A graph depicting cross sectional proportion of DC WIHS women with viremia and those without viremia was plotted to compare HIV care continuum with results from longitudinal group-based trajectory analyses. Data used included only observations with recorded values and excluded deaths and missing data.
Mean value of viral suppression cumulative years of each visit for each of the three HIV treatment careers was calculated and plotted. To probe the relationship between HIV treatment careers and structural, biographical and clinical factors, both univariate and multivariate multinomial logistic regression analyses were conducted. For time-varying predictors, random effects for subjects were included to account for repeated measures.
Kaplan-Meier survival analysis was performed to identify differences in mortality between the trajectory groups, and univariate and multivariate Cox proportional hazards modeling was conducted to identify predictors of survival. For Cox regression, race, age at entry to study, education, and group variables were treated as constant whereas remaining predictors were treated as time varying.

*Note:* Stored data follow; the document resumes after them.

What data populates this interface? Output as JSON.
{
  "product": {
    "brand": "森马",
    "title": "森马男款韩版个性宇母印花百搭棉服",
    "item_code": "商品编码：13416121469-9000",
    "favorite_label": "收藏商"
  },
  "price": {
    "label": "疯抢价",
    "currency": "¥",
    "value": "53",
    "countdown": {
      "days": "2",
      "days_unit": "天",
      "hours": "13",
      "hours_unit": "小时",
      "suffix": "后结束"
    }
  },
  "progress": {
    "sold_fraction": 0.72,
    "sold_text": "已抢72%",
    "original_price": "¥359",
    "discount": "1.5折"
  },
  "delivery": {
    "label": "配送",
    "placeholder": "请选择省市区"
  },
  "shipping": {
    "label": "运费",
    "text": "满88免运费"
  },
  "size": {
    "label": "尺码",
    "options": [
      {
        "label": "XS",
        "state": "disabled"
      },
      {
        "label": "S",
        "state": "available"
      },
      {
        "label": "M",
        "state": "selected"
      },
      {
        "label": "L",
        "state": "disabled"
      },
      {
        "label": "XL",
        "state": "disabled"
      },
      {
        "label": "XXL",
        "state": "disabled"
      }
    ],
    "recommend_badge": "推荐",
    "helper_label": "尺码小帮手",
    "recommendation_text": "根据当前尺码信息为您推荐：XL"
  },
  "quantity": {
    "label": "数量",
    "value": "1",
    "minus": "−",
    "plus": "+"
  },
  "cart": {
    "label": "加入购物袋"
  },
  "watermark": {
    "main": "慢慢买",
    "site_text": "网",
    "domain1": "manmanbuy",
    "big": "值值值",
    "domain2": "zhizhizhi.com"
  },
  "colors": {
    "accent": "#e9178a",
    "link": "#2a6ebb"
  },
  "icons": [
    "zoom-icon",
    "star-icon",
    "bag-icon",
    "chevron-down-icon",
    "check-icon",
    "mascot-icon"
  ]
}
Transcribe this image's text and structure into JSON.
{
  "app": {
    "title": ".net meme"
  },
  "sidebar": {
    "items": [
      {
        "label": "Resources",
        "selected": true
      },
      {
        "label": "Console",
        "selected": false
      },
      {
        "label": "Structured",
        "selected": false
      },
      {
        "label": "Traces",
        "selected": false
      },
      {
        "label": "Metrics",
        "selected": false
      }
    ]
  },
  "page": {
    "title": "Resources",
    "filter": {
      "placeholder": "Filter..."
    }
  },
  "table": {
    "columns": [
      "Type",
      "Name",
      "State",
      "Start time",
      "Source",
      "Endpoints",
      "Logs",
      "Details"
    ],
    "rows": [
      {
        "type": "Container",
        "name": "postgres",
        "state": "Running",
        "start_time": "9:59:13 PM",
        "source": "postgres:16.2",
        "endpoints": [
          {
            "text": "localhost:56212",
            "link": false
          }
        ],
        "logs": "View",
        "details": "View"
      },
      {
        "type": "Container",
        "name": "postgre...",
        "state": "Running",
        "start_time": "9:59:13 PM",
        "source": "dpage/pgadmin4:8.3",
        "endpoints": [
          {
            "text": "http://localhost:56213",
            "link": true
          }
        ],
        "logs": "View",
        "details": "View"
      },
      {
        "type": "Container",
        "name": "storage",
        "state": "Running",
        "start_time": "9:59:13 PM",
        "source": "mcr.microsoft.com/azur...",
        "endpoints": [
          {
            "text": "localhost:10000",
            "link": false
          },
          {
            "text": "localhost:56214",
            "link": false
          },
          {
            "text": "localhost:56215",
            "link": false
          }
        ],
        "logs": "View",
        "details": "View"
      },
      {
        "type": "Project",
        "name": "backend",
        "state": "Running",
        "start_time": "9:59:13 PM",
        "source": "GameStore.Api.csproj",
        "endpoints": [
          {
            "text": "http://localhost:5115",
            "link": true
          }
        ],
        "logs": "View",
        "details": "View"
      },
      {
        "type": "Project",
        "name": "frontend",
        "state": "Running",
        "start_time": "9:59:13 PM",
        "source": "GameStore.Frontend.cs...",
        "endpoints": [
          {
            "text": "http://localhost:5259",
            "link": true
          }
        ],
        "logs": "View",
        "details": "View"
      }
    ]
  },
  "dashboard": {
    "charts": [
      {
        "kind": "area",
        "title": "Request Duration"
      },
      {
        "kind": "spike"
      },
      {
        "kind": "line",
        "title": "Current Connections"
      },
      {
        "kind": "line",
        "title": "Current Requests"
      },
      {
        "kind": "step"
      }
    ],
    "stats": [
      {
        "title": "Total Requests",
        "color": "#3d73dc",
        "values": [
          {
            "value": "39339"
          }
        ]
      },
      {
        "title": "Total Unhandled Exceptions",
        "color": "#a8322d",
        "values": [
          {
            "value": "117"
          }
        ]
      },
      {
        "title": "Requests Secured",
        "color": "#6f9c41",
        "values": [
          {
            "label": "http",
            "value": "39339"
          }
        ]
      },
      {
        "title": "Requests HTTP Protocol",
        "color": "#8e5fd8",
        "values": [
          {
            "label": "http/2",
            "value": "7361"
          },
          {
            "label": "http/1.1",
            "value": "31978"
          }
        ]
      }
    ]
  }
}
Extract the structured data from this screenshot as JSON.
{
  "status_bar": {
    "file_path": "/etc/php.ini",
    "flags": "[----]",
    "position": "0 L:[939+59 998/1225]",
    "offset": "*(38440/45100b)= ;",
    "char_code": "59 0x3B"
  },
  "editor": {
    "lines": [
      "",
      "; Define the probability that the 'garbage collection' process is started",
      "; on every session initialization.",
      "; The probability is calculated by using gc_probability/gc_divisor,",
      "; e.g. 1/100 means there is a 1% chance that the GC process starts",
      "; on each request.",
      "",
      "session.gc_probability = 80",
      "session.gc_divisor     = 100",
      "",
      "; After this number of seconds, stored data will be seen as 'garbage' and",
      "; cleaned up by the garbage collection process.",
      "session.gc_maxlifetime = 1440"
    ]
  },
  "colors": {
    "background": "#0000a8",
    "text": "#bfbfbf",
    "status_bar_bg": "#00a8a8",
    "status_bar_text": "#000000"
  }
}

All analyses were performed in SAS 9.4 64-bit and statistical significance was defined as P <0.05.
Role of the funding sources
The National Institute of Allergy and Infectious Diseases (NIAID) (UO1-AI-34994; PI: Mary A. Young) and the National Cancer Institute, the National Institute on Drug Abuse and the Eunice Kennedy Shriver National Institute of Child Health and Human Development funded the collection of data for this study from the Washington DC Metropolitan site of the Women’s Interagency HIV Study (WIHS), and the Office of the Senior Vice President for Research at Georgetown University funded additional analytical support.